Cette rouerie souleva le cœur. Le Vengeur venait précisément de blâmer la suppression de trois journaux réactionnaires demandée maintes fois par Félix Pyat dans les séances secrètes. Vermorel dénonça cette duplicité. Un membre : « On a dit ici que les démissions seraient considérées comme des trahisons. » Un autre : « On ne doit pas quitter son poste quand c’est un poste de péril et d’honneur. » Un troisième demanda formellement l’arrestation de Félix Pyat. « Je regrette, dit un autre, qu’on n’ait pas compris que c’est à ceux qui nous ont nommés qu’on doit porter sa démission. » Et Delescluze : « Pour une rancune personnelle ou parce que l’idéal poursuivi n’est pas d’accord avec le projet, on ne doit pas se retirer. Croyez-vous donc que tout le monde approuve ce qui se fait ici ? Eh bien, il y a des membres qui sont restés et qui resteront jusqu’à la fin, malgré les injures qu’on nous prodigue. Pour moi, je suis décidé à rester à mon poste et si nous ne voyons pas la victoire, nous ne serons pas les derniers à être frappés sur les remparts ou sur les marches de l’Hôtel-de-Ville. »
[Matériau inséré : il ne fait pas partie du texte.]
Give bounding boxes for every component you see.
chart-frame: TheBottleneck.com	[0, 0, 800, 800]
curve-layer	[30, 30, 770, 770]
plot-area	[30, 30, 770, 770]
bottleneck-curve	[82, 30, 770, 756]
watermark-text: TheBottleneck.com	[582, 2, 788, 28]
Des bravos accueillirent cette mâle parole. Aucun dévouement n’était plus méritoire. Blanchi dans les idées de centralisation, Delescluze souffrait beaucoup de les voir attaquer. Rien n’était noble comme ce vieillard altéré de justice, étudiant à la fin de sa vie les questions sociales, dévoué au peuple, sans phrases et malgré tout. Un moment, écrasé par la maladie, attristé des séances, il parla de se retirer. Il suffit de lui dire que son départ porterait un grand préjudice à la cause du peuple et il resta pour attendre, non la victoire — aussi bien que Pyat il la savait impossible — mais la mort qui sème l’avenir.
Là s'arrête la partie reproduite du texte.